Gonzales told lawmakers that the provisions have been invoked sparingly since the Patriot Act became a law in October 2001, just 45 days after the Sept. 11 attacks, expanding the government’s surveillance and prosecutorial powers against suspected terrorists, their associates and financiers.
Authorities have sought roving wiretaps 49 times and business records 35 times, Gonzales said. All the business-record warrants were issued since September 2003.
The government has never used the provision permitting secret warrants for "books, records, papers, documents and other items" to obtain library, bookstore, medical or gun sale records, he said.
But when asked by the committee’s chairman, Arlen Specter, R-Pa., whether the administration would agree to exclude library and medical records from the law, Gonzales demurred. "It should not be held against us that we have exercised restraint," he said.
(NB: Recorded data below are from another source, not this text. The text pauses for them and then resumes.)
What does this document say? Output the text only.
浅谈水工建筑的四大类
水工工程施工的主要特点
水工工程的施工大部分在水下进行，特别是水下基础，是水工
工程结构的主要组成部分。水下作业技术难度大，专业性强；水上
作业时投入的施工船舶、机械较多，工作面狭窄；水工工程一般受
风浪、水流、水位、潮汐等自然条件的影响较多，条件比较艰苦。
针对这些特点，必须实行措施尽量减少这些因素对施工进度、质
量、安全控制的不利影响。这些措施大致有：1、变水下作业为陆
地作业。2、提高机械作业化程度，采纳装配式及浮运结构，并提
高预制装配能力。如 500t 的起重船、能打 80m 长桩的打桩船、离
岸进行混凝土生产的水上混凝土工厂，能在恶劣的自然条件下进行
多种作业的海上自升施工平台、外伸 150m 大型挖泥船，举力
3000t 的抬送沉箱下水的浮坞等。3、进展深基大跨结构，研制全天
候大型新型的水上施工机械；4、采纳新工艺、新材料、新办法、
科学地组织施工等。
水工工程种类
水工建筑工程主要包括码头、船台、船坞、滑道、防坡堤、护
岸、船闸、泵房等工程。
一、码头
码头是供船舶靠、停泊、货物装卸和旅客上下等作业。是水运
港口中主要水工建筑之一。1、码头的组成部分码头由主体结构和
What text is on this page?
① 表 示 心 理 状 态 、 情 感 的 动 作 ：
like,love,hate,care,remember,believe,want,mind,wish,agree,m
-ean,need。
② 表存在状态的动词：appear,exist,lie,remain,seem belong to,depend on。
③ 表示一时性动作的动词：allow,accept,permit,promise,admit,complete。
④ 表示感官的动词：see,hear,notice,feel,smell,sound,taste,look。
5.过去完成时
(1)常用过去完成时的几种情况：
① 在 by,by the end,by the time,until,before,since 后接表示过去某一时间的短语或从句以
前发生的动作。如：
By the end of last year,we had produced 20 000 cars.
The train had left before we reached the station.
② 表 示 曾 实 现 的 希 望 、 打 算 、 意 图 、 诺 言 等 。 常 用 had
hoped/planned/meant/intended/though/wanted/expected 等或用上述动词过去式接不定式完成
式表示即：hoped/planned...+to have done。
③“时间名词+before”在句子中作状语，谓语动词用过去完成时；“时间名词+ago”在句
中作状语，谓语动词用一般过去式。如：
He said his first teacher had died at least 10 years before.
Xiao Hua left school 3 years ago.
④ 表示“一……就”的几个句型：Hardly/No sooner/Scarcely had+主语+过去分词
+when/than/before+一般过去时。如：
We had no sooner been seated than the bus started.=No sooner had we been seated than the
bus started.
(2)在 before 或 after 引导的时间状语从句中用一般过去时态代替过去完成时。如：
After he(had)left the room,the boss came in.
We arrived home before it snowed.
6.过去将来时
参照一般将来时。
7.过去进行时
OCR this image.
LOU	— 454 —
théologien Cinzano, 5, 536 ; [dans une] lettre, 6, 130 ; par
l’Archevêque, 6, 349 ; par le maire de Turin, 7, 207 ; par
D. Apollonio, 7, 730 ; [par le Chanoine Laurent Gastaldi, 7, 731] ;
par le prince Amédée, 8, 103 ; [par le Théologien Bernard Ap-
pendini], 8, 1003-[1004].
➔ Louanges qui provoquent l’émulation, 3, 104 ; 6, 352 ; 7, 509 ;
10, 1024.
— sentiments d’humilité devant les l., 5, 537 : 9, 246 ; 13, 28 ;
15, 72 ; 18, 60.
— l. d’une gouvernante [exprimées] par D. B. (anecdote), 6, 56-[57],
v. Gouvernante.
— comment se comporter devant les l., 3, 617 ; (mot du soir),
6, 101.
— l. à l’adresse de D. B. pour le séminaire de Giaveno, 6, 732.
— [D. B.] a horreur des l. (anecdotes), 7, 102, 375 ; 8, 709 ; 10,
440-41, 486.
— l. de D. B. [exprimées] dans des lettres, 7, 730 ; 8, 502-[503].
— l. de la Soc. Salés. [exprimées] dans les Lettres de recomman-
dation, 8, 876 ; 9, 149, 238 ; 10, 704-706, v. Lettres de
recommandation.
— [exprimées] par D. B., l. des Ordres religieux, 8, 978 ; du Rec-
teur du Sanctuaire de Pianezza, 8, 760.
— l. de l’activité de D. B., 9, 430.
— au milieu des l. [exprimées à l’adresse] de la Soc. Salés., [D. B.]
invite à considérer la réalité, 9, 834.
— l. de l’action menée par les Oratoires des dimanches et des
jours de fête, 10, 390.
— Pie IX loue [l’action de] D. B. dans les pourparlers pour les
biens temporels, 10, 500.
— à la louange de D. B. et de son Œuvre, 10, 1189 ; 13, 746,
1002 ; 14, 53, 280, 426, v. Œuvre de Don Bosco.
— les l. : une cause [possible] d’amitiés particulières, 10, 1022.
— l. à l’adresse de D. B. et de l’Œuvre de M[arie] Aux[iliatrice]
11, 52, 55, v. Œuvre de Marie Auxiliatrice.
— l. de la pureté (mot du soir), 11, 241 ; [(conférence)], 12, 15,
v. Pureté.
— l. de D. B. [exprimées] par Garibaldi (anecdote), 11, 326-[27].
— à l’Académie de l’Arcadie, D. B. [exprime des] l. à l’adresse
Terror suspects have used library computers, but authorities have gained access to them through voluntary cooperation from librarians, Mueller and Gonzales said.
Comparing the business record provision to a policeman not using his gun year after year, Gonzales said there "may be an occasion" when seeking library and medical records would be very helpful.
"I don’t think your analogy is apt," said Specter, who has suggested it should be harder for investigators to use that provision because it provokes fears that the government will snoop into the reading habits of innocent Americans.